Discriminazioni e conseguenze per i cani senza pedigree
Un aspetto preoccupante della proposta è la potenziale penalizzazione dei cani che non possono vantare un pedigree. Questi animali, che spesso si trovano in canili e cercano una famiglia, potrebbero subire gravi conseguenze. La loro identificazione come appartenenti a razze “di serie B” potrebbe portare a un ulteriore calo delle adozioni, già di per sé difficile.
Il rischio di abbandono e maltrattamento
Inoltre, il testo della proposta prevede un generico “divieto di cessione” per questi cani senza pedigree, il che potrebbe tradursi in una vita di reclusione in strutture sovraffollate. La questione è complessa: si sta davvero tutelando i cani e migliorando il loro benessere, o si stanno semplicemente creando nuove forme di discriminazione?

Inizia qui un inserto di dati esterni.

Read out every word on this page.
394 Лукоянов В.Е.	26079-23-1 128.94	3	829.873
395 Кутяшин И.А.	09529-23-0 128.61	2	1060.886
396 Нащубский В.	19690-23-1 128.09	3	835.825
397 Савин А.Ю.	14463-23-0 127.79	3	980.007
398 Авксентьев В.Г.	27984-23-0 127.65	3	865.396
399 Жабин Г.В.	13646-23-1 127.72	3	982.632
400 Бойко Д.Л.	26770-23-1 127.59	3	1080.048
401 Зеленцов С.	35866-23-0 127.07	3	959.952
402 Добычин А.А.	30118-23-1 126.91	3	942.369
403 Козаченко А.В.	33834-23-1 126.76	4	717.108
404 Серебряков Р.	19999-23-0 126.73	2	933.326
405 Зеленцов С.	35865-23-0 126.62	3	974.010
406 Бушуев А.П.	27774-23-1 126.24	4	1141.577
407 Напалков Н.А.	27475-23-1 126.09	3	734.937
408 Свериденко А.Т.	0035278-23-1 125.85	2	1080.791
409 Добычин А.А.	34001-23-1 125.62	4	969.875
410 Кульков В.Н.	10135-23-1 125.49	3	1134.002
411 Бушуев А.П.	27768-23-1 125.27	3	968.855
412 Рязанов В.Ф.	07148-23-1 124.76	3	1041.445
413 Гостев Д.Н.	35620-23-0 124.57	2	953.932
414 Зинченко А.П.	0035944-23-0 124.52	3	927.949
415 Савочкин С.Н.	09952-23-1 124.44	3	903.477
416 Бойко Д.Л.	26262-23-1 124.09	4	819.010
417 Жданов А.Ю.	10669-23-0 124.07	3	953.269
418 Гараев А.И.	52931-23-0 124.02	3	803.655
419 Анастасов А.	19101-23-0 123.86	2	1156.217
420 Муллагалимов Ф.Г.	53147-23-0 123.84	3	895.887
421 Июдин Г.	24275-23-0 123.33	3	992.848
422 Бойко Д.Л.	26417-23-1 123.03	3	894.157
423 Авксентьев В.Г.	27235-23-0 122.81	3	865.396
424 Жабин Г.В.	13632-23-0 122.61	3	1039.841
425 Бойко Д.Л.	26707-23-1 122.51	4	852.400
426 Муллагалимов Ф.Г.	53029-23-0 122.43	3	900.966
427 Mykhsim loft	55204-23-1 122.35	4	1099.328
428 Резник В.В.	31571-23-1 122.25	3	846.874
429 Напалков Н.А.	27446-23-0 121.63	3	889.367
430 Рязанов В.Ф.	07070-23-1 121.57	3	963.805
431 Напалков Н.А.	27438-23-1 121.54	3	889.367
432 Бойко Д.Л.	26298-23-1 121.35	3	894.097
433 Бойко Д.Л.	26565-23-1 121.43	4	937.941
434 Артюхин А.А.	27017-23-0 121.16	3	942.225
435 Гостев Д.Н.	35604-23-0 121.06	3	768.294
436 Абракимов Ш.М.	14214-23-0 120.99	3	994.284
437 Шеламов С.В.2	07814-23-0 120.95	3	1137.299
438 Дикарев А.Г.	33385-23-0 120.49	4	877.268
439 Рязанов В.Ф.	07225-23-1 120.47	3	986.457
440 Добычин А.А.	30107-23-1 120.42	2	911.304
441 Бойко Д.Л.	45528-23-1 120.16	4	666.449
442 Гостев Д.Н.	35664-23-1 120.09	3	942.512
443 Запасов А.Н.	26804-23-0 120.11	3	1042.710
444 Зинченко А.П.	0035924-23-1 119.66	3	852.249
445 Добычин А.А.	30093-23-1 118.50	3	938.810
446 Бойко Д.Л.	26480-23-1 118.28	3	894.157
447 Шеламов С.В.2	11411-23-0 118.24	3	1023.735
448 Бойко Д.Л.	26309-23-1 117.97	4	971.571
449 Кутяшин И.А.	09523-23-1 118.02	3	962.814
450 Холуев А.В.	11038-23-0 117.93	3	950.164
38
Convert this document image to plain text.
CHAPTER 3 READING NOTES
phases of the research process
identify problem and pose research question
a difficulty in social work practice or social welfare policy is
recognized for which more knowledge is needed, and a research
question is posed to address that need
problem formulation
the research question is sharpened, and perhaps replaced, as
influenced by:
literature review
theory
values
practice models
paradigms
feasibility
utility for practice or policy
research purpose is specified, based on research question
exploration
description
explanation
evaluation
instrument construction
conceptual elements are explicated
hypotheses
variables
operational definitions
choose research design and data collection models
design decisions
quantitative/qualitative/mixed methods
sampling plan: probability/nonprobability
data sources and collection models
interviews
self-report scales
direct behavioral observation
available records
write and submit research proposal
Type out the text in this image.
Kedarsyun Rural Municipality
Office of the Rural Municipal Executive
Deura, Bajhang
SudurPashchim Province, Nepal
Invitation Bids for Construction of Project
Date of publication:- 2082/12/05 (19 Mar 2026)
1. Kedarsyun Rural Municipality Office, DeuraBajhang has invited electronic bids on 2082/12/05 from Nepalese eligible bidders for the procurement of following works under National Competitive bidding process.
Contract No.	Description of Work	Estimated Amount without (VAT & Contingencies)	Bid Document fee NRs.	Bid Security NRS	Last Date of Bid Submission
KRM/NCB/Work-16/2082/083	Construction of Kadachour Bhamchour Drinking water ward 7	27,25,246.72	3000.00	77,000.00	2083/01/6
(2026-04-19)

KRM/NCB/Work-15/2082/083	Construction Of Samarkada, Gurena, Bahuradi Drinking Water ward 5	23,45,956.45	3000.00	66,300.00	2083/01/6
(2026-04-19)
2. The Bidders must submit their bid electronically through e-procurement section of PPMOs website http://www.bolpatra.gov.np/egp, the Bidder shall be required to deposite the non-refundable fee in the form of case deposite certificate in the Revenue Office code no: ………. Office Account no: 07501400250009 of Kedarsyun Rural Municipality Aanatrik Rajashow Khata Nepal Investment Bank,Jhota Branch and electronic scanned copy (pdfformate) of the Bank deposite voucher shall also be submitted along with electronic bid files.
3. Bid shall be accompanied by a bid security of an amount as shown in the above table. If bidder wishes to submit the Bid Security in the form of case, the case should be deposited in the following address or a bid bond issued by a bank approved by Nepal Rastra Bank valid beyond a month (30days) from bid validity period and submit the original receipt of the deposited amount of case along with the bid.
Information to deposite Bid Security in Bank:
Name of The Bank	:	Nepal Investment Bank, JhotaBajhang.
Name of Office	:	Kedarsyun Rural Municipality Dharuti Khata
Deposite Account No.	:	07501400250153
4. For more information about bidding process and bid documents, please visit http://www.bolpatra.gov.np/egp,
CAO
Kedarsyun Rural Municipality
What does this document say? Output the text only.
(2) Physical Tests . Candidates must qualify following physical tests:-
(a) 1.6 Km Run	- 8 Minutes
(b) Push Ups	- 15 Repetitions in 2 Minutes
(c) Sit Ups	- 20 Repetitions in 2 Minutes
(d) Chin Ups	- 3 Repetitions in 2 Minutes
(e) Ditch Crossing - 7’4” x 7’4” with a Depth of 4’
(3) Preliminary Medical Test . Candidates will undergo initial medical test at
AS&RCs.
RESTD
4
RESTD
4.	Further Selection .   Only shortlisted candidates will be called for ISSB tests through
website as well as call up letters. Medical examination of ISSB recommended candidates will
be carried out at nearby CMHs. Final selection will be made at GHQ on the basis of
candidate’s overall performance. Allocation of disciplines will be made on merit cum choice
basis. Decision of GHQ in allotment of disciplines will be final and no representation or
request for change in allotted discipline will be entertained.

È fondamentale riflettere su quale sia l’obiettivo reale di questa legge. Se la tutela del benessere animale e della pubblica incolumità sono le priorità, allora è necessario rivedere alcune delle disposizioni proposte. La società dovrebbe garantire che ogni cane, a prescindere dalla sua provenienza o registrazione, abbia diritto a una vita dignitosa e a un futuro migliore.
Si auspica che la proposta di legge venga esaminata con attenzione per evitare discriminazioni inaccettabili e per assicurare che le finalità sociali e di protezione siano effettivamente raggiunte.